A potential pathogenic role for the distinct events that occur in the ovary compared with those in the testes also deserves further study. Onset of SLE most typically occurs in the childbearing years, after menarche and before menopause. A positive association between early menarche and SLE has been observed, and breastfeeding confers a protective effect.25 Both observations might be consistent with molecular and cellular events related to ovulation as factors contributing to lupus pathogenesis.
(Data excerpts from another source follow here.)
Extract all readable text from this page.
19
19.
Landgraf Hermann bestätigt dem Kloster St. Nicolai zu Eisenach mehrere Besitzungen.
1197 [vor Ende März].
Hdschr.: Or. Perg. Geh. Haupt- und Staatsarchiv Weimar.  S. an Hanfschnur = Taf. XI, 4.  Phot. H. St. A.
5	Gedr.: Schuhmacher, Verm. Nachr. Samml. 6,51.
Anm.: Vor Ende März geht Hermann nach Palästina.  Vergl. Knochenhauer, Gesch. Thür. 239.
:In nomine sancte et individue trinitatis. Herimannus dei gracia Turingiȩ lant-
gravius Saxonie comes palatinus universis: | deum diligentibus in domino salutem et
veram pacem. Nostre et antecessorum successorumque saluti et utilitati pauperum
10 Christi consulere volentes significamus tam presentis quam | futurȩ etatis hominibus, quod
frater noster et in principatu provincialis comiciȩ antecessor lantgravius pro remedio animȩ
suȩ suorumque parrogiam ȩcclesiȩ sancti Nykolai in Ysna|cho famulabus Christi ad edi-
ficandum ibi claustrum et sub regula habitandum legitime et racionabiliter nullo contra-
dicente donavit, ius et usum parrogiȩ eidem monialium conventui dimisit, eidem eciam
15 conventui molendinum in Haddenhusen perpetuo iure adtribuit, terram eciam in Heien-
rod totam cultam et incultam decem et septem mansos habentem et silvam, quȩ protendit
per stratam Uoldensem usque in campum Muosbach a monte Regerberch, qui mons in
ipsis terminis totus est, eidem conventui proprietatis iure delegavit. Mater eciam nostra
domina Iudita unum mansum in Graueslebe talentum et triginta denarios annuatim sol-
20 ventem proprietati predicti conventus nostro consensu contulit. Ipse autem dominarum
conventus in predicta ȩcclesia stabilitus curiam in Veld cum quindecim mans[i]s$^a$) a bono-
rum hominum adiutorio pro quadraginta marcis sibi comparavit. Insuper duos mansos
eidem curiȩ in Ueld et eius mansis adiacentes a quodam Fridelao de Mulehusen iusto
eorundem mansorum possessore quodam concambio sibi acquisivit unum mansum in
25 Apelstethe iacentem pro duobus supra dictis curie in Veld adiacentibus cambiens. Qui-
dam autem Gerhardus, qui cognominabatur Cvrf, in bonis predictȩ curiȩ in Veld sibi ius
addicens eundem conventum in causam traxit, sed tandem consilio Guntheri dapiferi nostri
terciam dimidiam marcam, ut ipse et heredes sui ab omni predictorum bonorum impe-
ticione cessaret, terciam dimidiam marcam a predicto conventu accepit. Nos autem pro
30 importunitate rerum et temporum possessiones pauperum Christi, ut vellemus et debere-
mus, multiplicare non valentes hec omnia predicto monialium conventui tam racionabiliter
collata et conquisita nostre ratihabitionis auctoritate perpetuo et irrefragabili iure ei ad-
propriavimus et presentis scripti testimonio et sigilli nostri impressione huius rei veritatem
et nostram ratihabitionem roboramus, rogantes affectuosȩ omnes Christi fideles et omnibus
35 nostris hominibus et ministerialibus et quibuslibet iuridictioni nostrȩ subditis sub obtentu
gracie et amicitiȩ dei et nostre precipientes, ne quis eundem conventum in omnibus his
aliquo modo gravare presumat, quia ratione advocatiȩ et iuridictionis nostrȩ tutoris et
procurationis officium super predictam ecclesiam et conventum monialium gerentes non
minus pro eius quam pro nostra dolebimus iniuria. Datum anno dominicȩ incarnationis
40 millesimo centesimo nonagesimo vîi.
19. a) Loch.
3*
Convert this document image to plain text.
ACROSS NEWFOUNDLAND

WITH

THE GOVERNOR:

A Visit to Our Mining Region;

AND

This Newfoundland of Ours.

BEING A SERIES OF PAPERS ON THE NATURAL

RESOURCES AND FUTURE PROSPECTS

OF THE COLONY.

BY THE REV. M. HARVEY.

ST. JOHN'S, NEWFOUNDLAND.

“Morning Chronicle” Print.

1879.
It is intriguing to consider that the biology of germ cell maturation, with female germ cells undergoing a second meiotic division before ovulation each month, might involve mechanisms and mediators that affect immune recognition. Although not yet fully understood, the carefully orchestrated demethylation and remethylation of DNA, along with the production of regulatory RNAs and RNA-associated proteins such as so-called PIWI proteins, in the germ cells and associated somatic cells might provide a source of stimulatory nucleic acid–containing complexes that could access TLR-dependent or TLR-independent pathways and result in immune activation.26 The challenge in pursuing such concepts is the obvious limitation on access to ovarian tissue for study, although murine models might be helpful in that regard.